Now, these are all authors I’d never heard of before. Maybe their books never got published, or went out of print, or something. Maybe my Google-fu was just not up to par. But wait–here’s an author I do know: Chuck Wendig (if you’re not familiar with his blog, you should get to know it). Wow, Chuck really had a great experience with Albee, didn’t he?
However, I have a suspicious mind. So I dropped Chuck a line, asking if he’d indeed hired The Albee Agency to do PR for him. His response:
Author Myke Cole also apparently luuuurves The Albee Agency:
And author Maureen Johnson is SUCH a fan:
However, their testimonials are no more authentic:
I haven’t heard back yet from other authors I contacted, but I’m sure their response will be the same.
So….fake testimonials. Nonexistent authors; authors quoted without permission. There are no gray areas here: The Albee Agency is engaging in fraudulent behavior. This just emphasizes–as if y’all didn’t already know–that writers need to watch out for scams.
The bigger point, though, is that even without the fake testimonials, there is plenty to beware of here. If Albee were absolutely, scrupulously honest about the authors it has worked with, it would still be offering services of dubious value for too much money, with no assurance of professional expertise.
And that, my friends, is a much bigger danger these days than an outright, bona-fide scam.

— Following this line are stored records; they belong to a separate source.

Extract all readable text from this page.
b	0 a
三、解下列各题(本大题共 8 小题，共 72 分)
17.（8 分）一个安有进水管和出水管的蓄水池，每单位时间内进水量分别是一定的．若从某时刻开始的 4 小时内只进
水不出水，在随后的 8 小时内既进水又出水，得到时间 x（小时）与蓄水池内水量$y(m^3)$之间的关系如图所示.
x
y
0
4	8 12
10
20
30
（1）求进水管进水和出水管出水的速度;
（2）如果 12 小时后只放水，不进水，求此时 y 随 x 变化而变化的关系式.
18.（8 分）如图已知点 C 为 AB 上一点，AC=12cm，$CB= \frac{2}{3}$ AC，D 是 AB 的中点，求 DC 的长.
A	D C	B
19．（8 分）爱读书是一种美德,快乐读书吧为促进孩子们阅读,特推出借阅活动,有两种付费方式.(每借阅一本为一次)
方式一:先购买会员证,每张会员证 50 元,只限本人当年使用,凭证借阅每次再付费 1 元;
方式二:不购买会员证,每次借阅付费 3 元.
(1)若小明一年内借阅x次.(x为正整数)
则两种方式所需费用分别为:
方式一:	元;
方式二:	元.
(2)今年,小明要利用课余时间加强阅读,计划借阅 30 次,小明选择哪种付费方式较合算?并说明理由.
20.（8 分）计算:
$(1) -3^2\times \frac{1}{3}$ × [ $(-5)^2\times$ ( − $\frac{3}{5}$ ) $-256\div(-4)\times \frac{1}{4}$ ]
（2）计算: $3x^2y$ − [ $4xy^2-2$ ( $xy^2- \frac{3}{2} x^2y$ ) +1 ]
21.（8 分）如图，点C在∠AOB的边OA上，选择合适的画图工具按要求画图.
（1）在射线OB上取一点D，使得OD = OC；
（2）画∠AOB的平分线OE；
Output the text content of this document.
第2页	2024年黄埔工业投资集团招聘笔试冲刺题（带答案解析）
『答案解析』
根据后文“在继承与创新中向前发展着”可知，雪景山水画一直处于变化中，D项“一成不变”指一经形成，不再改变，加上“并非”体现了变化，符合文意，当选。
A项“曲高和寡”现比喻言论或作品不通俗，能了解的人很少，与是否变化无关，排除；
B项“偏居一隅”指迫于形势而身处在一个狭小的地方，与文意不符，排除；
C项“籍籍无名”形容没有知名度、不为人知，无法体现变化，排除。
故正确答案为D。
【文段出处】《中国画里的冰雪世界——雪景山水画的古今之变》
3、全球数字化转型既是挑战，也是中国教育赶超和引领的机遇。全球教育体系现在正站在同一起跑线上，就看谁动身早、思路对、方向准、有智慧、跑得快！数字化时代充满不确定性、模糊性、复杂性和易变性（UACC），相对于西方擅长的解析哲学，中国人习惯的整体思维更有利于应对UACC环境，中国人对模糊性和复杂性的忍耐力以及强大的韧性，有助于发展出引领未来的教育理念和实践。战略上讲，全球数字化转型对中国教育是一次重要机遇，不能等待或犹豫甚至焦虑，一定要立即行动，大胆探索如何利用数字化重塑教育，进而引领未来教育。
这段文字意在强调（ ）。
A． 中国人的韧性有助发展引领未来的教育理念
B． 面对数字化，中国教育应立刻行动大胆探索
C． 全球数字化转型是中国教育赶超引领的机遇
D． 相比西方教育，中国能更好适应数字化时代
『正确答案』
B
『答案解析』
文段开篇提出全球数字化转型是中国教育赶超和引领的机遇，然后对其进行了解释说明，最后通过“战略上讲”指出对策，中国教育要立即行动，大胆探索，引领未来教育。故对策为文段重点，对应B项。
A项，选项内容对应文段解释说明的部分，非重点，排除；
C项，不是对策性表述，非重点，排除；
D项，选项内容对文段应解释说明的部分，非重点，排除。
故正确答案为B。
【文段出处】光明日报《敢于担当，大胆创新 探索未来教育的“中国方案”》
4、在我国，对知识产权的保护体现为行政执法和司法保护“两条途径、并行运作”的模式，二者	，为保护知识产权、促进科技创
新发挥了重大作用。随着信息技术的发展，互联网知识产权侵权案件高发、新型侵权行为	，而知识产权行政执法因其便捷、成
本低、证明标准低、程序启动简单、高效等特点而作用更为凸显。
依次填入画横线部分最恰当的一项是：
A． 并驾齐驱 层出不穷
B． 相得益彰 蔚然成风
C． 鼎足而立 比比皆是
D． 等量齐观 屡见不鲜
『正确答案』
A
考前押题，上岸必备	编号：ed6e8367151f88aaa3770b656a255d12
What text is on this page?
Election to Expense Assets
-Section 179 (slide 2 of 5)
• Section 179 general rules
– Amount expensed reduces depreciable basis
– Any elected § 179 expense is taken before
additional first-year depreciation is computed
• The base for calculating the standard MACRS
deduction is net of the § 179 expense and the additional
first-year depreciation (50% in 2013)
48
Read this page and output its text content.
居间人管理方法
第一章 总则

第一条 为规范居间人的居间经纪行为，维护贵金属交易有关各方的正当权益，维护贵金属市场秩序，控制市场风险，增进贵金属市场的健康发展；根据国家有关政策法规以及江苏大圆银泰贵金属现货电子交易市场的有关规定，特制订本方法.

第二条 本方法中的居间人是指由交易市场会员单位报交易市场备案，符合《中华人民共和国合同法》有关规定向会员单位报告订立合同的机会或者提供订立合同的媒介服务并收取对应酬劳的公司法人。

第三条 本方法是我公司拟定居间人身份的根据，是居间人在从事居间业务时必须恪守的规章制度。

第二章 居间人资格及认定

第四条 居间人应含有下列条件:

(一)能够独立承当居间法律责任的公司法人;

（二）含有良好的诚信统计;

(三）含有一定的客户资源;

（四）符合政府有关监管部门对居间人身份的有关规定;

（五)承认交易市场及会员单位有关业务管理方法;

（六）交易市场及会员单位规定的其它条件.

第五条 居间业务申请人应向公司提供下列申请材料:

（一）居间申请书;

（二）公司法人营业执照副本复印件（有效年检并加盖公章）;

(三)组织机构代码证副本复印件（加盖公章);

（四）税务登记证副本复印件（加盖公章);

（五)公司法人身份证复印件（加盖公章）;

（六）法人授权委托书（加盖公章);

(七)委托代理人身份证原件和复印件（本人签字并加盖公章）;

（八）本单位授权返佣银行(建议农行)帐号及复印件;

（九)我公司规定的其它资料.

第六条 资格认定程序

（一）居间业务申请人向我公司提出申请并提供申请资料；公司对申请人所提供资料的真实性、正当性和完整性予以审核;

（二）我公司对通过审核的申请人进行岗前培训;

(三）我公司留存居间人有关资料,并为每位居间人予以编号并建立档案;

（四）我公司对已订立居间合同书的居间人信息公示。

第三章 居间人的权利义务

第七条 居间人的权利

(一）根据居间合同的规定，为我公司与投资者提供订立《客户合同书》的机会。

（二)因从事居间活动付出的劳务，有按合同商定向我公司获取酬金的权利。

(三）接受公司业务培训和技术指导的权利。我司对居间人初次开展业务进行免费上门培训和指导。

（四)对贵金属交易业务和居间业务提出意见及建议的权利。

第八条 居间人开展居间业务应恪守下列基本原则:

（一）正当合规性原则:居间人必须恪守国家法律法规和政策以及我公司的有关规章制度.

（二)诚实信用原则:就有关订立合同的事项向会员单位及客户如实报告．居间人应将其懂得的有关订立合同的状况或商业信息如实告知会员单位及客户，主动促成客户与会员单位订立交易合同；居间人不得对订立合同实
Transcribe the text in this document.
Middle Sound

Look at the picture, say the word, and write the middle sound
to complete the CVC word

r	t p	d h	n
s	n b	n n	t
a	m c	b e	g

(Note: I emailed Chuck Wendig just before 3:00 this afternoon. By around 5:30, when I’d finished and proofed this post–which took me some time because of screenshotting and double-checking–most of the fake testimonials had vanished from Albee’s website. The only testimonials that appear now are from Barry Krusch (who actually seems to exist) and “Suzie Plackson” (she seems to be real also, albeit with a different spelling.)
Edited 1/13/13 to add: The Albee Agency–which, amazingly, is still in business–now appears to be claiming that this and other blog posts about its attempts to hoodwink the public with false testimonials were “faked and paid for by a competitor” (presumably, Smith Publicity–see the comments to this post).